1.4 Nonvolatile Data Set
Data Warehouses are physically separated from real-time application data in the operating environment. Therefore, no transaction processing, recovery, and concurrency control mechanisms are required. Data in a data warehouse usually requires only two types of operations: initial loading and data access. Therefore, the data is relatively stable and rarely or never updated.
To sum up, a data warehouse is a semantic consistent data storage that acts as a physical implementation of decision-making support data models and stores the information required for strategic decision-making. A data warehouse is also often considered as an architecture. By integrating data from different data sources, it supports structured and specialized query, analysis report, and decision making.
2. Data Warehouse type
The data warehouse type can be divided into the following three types based on the data types managed by the Data Warehouse and the scope of the enterprise problems they solve: Enterprise Data Warehouse (EDW), operational database (ODS) and Data marketplace (DataMart ).
① An enterprise data warehouse is a general data warehouse. It contains both a large amount of detailed data and a large amount of cumbersome or aggregated data, which is not easy to change and oriented to history. This type of data warehouse is used for Culvert
Create strategic or tactical decisions in multiple enterprise fields. ② Operational databases can be used for decision-making and support for work data, and can also be used as a transitional area when data is loaded to a data warehouse. Compared with EDW, ODS has the following features: ODS is subject-oriented and comprehensive; ODS is changeable; ODS only contains the current and detailed data, it does not include accumulative and historical data. ③ Data marketplace is a type of Data Warehouse. It can contain lightly accumulated and historical Department data and is suitable for the needs of a department in a specific enterprise. Several data marketplaces can form an EDW (which will be highlighted later ). With the development of data warehouses, software tools are upgraded rapidly and new products are emerging. To facilitate tracking of its technological development and better selection of relevant tools, the Data Warehouse constructor should collect extensive files and data in this area to make the best choice.

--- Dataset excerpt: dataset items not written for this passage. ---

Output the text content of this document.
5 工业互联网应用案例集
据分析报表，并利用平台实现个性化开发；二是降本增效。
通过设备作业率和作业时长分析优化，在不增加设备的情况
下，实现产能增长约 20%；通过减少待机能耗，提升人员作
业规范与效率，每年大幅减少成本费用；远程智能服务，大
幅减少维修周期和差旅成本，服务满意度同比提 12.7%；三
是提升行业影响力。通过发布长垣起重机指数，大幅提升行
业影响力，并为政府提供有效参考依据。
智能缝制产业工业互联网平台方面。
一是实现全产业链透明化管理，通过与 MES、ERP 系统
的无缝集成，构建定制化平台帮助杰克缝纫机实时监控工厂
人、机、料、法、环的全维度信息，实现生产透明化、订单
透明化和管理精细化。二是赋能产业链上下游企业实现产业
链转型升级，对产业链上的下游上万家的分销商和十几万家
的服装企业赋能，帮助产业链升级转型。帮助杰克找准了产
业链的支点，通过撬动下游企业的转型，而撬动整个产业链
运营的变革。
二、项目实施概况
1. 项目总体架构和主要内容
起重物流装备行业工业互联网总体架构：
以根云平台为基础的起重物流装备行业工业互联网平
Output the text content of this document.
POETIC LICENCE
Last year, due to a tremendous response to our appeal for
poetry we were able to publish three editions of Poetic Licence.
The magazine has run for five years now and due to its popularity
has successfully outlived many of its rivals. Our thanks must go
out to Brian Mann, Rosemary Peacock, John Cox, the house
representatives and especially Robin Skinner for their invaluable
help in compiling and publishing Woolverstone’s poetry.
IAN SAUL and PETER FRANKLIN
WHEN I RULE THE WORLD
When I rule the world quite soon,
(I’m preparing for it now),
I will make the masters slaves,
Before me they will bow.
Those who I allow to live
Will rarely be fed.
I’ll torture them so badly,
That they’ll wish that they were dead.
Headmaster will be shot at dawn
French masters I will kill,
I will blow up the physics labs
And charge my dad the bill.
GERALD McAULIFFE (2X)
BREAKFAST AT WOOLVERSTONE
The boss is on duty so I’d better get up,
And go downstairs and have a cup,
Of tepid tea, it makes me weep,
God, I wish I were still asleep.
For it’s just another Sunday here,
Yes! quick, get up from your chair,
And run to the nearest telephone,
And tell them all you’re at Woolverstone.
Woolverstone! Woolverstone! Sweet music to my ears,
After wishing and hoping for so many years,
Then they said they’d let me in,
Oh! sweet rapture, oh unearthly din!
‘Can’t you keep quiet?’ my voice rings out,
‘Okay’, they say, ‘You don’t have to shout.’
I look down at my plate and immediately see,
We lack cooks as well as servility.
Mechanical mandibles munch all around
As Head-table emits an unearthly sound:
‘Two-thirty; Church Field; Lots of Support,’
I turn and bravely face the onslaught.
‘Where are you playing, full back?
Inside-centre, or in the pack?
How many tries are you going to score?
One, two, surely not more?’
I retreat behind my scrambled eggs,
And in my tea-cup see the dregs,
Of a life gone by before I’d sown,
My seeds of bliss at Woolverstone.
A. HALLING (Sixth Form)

3. Comparison between data warehouses and traditional databases
Traditional relational databases (RDB) follow the same relational model. Data (Records) are stored in tables and can be used in a unified Structured Query Language (SQL) therefore, its application is often called online transaction processing (OLTP ),
The key is to complete business processing and respond to customers in a timely manner. Relational databases can process large databases, but they cannot be simply stacked and used directly as data warehouses. The data warehouse mainly works
Multi-dimensional data is also called a multi-dimensional database. Multi-dimensional database data is stored in arrays without uniform rules or uniform multi-dimensional models. It can only be classified by category. Yiying
In terms of use, multidimensional databases should have strong query capabilities. multidimensional databases store a wide range of information, but because they complete online transaction analysis (OLAP ), therefore, we do not pursue instantaneous response time. Therefore, we will be recognized by the response in a limited amount of time. In fact, OLAP packages
Interactive Data Queries are accompanied by multiple analysis methods, such as drill-down or successful drill-down to the bottom-layer details. Therefore, the information in the data warehouse can still be expressed in a specific table even though it is multidimensional.
Although there is such a big difference between the data warehouse and the traditional database, the design of the data warehouse is not completely different, but the existing traditional data processing can be used to integrate the information from it, to construct
Data warehouse with different requirements. That is, data flows from dynamic and event-driven traditional work data to static and historical data warehouses. Theoretically, it is possible to introduce expired data strategically from work data.
This transformation is actually impossible because of the actual storage capacity and technical limitations. Therefore, data must be separated from the work data and filtered into the data warehouse. In view of the above factors
To ensure OLAP performance, data warehouses must be separated from traditional work data.